Anne est née à La Réunion et a toujours vécu dans des sociétés multiculturelles. Jeune mariée, elle s’installe à Shanghai en 1997 alors que la Chine s’ouvre à peine. Elle y accompagne son mari à l’origine de cette première expatriation alors que, diplômée de l’Essec, elle travaillait depuis un an chez Procter et Gamble. Anne trouve une opportunité en contrat local chez 3 Suisses installé à Shanghai. La Chine est en transition : les bureaux ne sont pas chauffés, la mode balbutie, les cols mao n’ont pas encore disparu, tout le monde est à vélo…

Après 3 ans passés à Shanghai, le couple décide de rentrer en France en 2000.

Retour en France – Le Club des Créateurs de Beauté

En France, Anne poursuit dans le marketing direct. Elle intègre le Club des Créateurs de Beauté (CCB) créé en 1987 par L’Oréal et 3 Suisses. La société vend à distance et sur catalogue des produits cosmétiques. Après son premier enfant, elle demande un changement de poste. On lui propose de partir… en Chine ! Elle prépare durant deux ans ce retour en devenant d’abord chef de produit puis coordinatrice des politiques commerciales pour l’Asie (Japon, Corée, Taiwan).
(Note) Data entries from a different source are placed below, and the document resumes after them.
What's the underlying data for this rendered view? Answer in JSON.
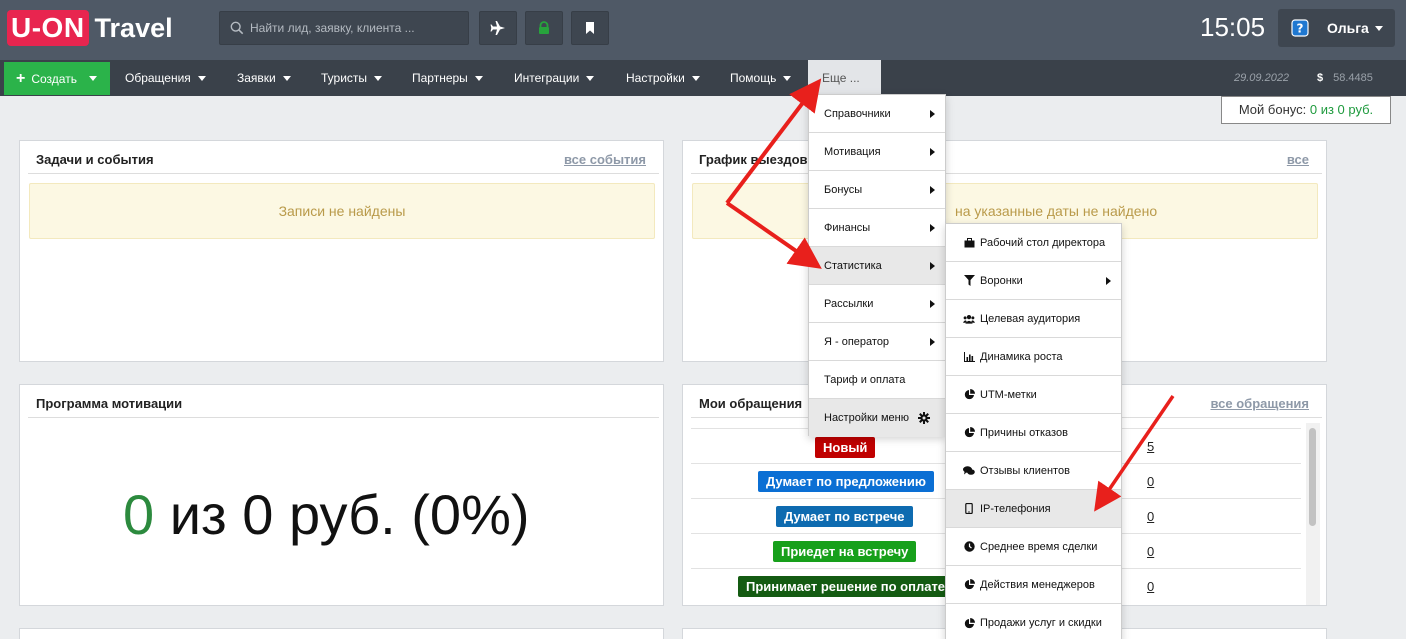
{
  "header": {
    "logo_part1": "U-ON",
    "logo_part2": "Travel",
    "search_placeholder": "Найти лид, заявку, клиента ...",
    "time": "15:05",
    "user_name": "Ольга"
  },
  "nav": {
    "create_label": "Создать",
    "items": [
      "Обращения",
      "Заявки",
      "Туристы",
      "Партнеры",
      "Интеграции",
      "Настройки",
      "Помощь"
    ],
    "more_label": "Еще ...",
    "date": "29.09.2022",
    "currency_symbol": "$",
    "rate": "58.4485"
  },
  "bonus": {
    "label": "Мой бонус:",
    "value": "0 из 0 руб."
  },
  "panels": {
    "tasks": {
      "title": "Задачи и события",
      "link": "все события",
      "empty": "Записи не найдены"
    },
    "schedule": {
      "title": "График выездов",
      "link": "все",
      "empty": "на указанные даты не найдено"
    },
    "motivation": {
      "title": "Программа мотивации",
      "zero": "0",
      "rest": "из 0 руб. (0%)"
    },
    "requests": {
      "title": "Мои обращения",
      "link": "все обращения",
      "rows": [
        {
          "status": "Новый",
          "color": "#c00000",
          "count": "5"
        },
        {
          "status": "Думает по предложению",
          "color": "#0b6fd4",
          "count": "0"
        },
        {
          "status": "Думает по встрече",
          "color": "#0e6bb0",
          "count": "0"
        },
        {
          "status": "Приедет на встречу",
          "color": "#17a01b",
          "count": "0"
        },
        {
          "status": "Принимает решение по оплате",
          "color": "#145b12",
          "count": "0"
        }
      ]
    }
  },
  "menu_more": [
    {
      "label": "Справочники",
      "submenu": true
    },
    {
      "label": "Мотивация",
      "submenu": true
    },
    {
      "label": "Бонусы",
      "submenu": true
    },
    {
      "label": "Финансы",
      "submenu": true
    },
    {
      "label": "Статистика",
      "submenu": true,
      "active": true
    },
    {
      "label": "Рассылки",
      "submenu": true
    },
    {
      "label": "Я - оператор",
      "submenu": true
    },
    {
      "label": "Тариф и оплата",
      "submenu": false
    },
    {
      "label": "Настройки меню",
      "submenu": false,
      "active": true,
      "gear": true
    }
  ],
  "menu_stats": [
    {
      "label": "Рабочий стол директора",
      "icon": "briefcase-icon"
    },
    {
      "label": "Воронки",
      "icon": "filter-icon",
      "submenu": true
    },
    {
      "label": "Целевая аудитория",
      "icon": "users-icon"
    },
    {
      "label": "Динамика роста",
      "icon": "bar-chart-icon"
    },
    {
      "label": "UTM-метки",
      "icon": "pie-chart-icon"
    },
    {
      "label": "Причины отказов",
      "icon": "pie-chart-icon"
    },
    {
      "label": "Отзывы клиентов",
      "icon": "comments-icon"
    },
    {
      "label": "IP-телефония",
      "icon": "mobile-phone-icon",
      "active": true
    },
    {
      "label": "Среднее время сделки",
      "icon": "clock-icon"
    },
    {
      "label": "Действия менеджеров",
      "icon": "pie-chart-icon"
    },
    {
      "label": "Продажи услуг и скидки",
      "icon": "pie-chart-icon"
    }
  ],
  "colors": {
    "header_bg": "#4f5966",
    "nav_bg": "#3a414a",
    "create_green": "#2bb34a",
    "logo_red": "#e8254f",
    "annotation_arrow": "#e8201c"
  }
}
Nouveau départ pour s’intégrer – La Chine à long terme

En 2005, nouveau départ à Shanghai pour développer la filiale chinoise de CCB. Cette fois, son mari la suit. La ville a beaucoup changé. Pudong a émergé, beaucoup d’entreprises « fashion » se sont installées, Taobao et l’e-commerce explosent,… C’est le grand « Far East ». Anne commence par travailler pour le CCB et rejoint rapidement 3 SUISSES.
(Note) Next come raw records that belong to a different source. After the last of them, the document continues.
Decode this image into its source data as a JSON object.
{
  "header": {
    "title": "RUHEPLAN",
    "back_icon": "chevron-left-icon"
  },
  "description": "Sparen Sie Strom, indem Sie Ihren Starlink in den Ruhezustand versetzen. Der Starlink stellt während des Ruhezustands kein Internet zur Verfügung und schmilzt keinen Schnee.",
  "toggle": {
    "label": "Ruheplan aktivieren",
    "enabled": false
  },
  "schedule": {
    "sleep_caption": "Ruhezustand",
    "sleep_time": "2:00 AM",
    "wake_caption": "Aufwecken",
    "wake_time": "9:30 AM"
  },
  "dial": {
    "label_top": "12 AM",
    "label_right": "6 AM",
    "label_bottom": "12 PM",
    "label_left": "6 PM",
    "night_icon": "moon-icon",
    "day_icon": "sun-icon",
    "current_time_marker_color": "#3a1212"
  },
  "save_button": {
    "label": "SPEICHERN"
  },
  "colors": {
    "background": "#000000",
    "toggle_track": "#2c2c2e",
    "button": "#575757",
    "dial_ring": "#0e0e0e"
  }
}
Les marques fashion du monde entier sont présentes à Shanghai. La concurrence est rude et demande beaucoup d’investissements. Il y a une « ruée vers l’Or » sur Internet. Or, le groupe 3 SUISSES doit faire face à l’évolution de son modèle économique sur ses marchés d’origine.

En 2010, Anne surprend son Conseil d’Administration en prenant la difficile décision de présenter un budget de fermeture de la filiale Chine. Cette fermeture durera un an. Les 60 personnes employées par l’entreprise (production, marketing, finances, RH…) retrouveront toutes un emploi. Anne, par contre, perd le sien alors même qu’elle était support principal de sa famille.
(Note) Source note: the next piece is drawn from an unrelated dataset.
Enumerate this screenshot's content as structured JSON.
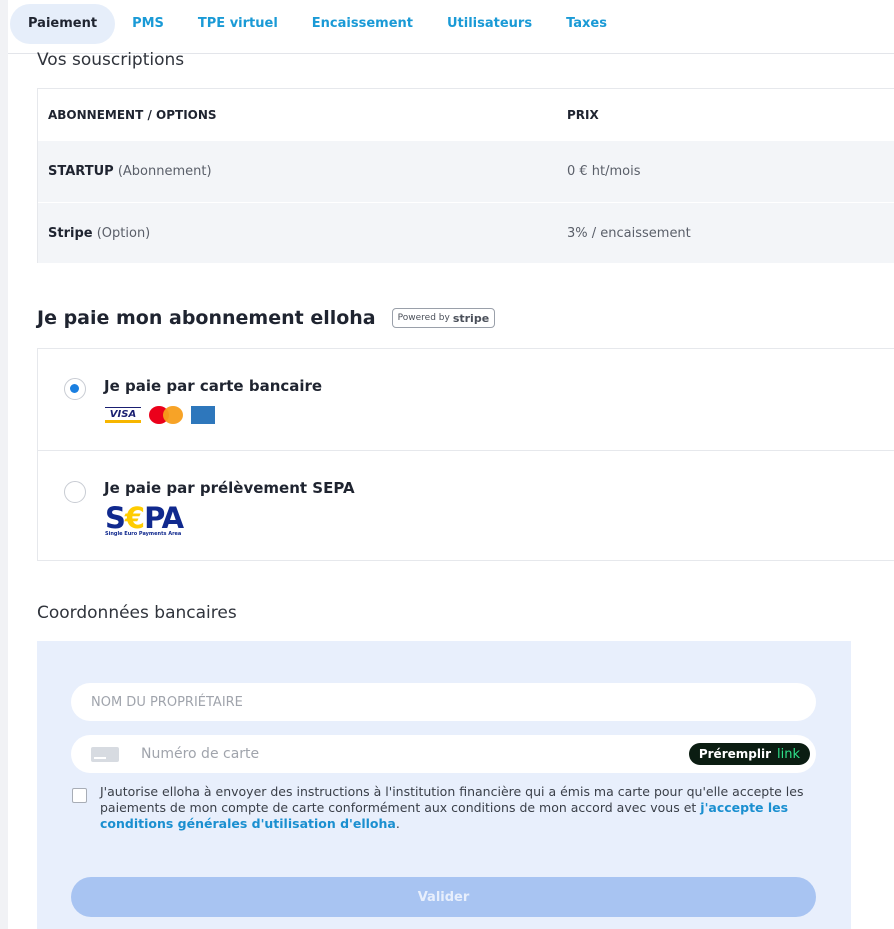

Heureusement, entre temps, son mari a lancé sa société à Shanghai. Ses enfants vont à l’école chinoise. La Chine est devenue un projet familial à long terme.

Les leçons de cette aventure : se développer avec succès hors de son marché nécessite de rester sur son métier, d’avoir une image forte et que la ligne stratégique suivie à l’étranger devienne un projet prioritaire pour la maison mère qui doit elle-même bien se porter … Autrement, c’est voué à l’échec.

Après ce passage difficile mais riche d’enseignements, Anne vit une vraie période de questionnement personnel. Elle s’interroge sur le monde de l’entreprise en général … avec en fond d’écran les secousses provoquées partout dans le monde suite à la crise de 2008. A la maison, elle est confrontée aux difficultés de l’apprentissage du chinois par ses enfants. Un effort immense qu’elle n’a pas effectué elle-même. Anne décide de faire un break et profiter de l’occasion pour reprendre sérieusement des cours de chinois et passer les HSK.

Elle cherche à compléter cette activité solitaire et studieuse par du « faire » et de la « rencontre »…   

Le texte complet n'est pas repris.